Network Architecture
- Instrumenting the network for traffic collection
- Network monitoring and threat detection deployment strategies
- Hardware to capture traffic
Introduction to Network Monitoring at Scale
- The function of network monitoring tools
- The analyst's role in the detection
- Analysis flow process
Zeek
- Introduction to Zeek
- Zeek operational modes
- Zeek output logs and how to use them
- Practical threat analysis and threat modeling
- Zeek scripting
- Using Zeek to monitor and correlate related behaviors
IDS/IPS Evasion Theory
- Theory and implications of evasions at different protocol layers
- Sampling of evasions
- Necessity for target-based detection
- Zero-day monitoring evasions
SEC503.5: Large-Scale Threat Detection, Forensics, and Analytics
The emphasis in this section is on hands-on exercises rather than formal instruction. Three major areas are covered in this section, starting with data-driven, large-scale analysis and collection using NetFlow and IPFIX. With the protocol background gained from the first section of the course, NetFlow can be used to perform threat hunting in the cloud and on traditional infrastructures. Having covered the fundamentals, students will move on to more advanced analysis and threat detection using and building custom NetFlow queries. A second area introduces traffic analytics, continuing the theme of large-scale analysis. A variety of tools and techniques for zero-day threat hunting are introduced, after which students have the chance to put them into practice. The course will also cover cutting-edge applications of artificial intelligence and machine learning to detect anomalies. The final area of this section involves network forensics and reconstructed incidents. Each student will work through three detailed hands-on incidents using the tools and techniques they have learned throughout the course.

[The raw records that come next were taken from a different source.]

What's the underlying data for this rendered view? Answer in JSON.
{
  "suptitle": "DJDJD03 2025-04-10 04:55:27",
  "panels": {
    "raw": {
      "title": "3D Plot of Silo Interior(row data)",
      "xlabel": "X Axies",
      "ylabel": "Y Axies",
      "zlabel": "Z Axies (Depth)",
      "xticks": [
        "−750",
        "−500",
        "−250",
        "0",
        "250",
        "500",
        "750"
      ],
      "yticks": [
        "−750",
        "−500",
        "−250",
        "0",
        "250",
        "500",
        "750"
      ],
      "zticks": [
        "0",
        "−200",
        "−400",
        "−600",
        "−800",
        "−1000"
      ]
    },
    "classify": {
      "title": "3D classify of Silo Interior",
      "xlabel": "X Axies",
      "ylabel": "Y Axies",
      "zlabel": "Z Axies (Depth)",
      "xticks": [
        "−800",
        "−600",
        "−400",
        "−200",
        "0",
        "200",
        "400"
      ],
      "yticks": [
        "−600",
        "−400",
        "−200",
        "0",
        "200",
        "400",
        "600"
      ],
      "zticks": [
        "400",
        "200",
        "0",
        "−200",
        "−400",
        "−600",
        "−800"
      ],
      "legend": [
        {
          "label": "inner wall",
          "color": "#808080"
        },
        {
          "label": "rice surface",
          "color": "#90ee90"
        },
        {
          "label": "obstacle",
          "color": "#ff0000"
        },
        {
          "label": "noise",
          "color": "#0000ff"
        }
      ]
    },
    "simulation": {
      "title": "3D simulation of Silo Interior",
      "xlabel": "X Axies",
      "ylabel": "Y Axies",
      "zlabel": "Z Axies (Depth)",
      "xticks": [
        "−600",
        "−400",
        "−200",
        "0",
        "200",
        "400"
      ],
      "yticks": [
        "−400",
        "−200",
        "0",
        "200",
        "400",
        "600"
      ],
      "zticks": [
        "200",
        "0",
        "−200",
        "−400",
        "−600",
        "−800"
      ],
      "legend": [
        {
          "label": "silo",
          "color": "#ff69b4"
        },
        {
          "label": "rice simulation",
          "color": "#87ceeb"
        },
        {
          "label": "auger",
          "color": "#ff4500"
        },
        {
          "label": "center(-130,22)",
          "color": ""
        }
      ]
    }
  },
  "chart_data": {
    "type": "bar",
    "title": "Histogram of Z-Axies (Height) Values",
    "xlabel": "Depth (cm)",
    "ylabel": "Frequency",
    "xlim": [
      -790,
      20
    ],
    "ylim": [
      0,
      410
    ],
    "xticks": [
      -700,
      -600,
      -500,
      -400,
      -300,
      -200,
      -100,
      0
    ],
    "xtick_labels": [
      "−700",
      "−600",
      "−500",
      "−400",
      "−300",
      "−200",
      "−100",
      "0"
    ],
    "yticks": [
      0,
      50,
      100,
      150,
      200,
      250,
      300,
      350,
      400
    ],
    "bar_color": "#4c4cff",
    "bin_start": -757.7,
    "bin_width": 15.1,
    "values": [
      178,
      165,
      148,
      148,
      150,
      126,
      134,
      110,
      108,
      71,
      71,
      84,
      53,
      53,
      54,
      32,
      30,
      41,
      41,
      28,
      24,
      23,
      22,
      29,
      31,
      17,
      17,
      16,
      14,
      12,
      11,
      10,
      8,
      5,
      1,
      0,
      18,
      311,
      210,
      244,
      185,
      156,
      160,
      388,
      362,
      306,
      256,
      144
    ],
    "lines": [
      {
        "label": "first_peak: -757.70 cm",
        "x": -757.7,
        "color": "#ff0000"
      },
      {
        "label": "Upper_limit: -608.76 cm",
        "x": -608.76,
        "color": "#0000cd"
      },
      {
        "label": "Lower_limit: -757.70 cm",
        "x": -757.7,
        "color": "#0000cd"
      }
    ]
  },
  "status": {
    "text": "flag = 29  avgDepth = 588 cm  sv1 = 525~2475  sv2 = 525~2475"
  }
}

Using Network Flow Records
- NetFlow and IPFIX metadata analysis
- Using SiLK to find events of interest
- Identification of lateral movement via NetFlow data
- Building custom NetFlow queries
Threat Hunting and Visualization
- Various approaches to performing network threat hunting at enterprise scale in networks
- Exercises involving approaches to visualizing network behaviors to identify anomalies
- Applications of data science to streamline security operations and perform threat hunting
- Experimenting with an AI-based system to identify network protocol anomalies on a defended network
Introduction to Network Forensic Analysis
- Theory of network forensics analysis
- Phases of exploitation
- Data-driven analysis versus alert-driven analysis
- Hypothesis-driven visualization
SEC503.6: Advanced Network Monitoring and Threat Detection Capstone
This course culminates with a hands-on server-based Network Monitoring and Threat Detection capstone that is both challenging and enjoyable. In this course, students compete as individuals or in teams to answer various questions using the tools and theories they learn. Based on six sections of real-world data, the challenge involves investigating a time-sensitive incident. During this "ride-along" event, students answer questions based on the same data analysis conducted by a team of professional analysts.
The bottom line
By earning the GIAC Intrusion Analyst certification, practitioners demonstrate their network and host monitoring, traffic analysis, and intrusion detection knowledge. With the GIAC GCIA certification, you can configure and monitor intrusion detection systems and read, interpret, and analyze network traffic and log files.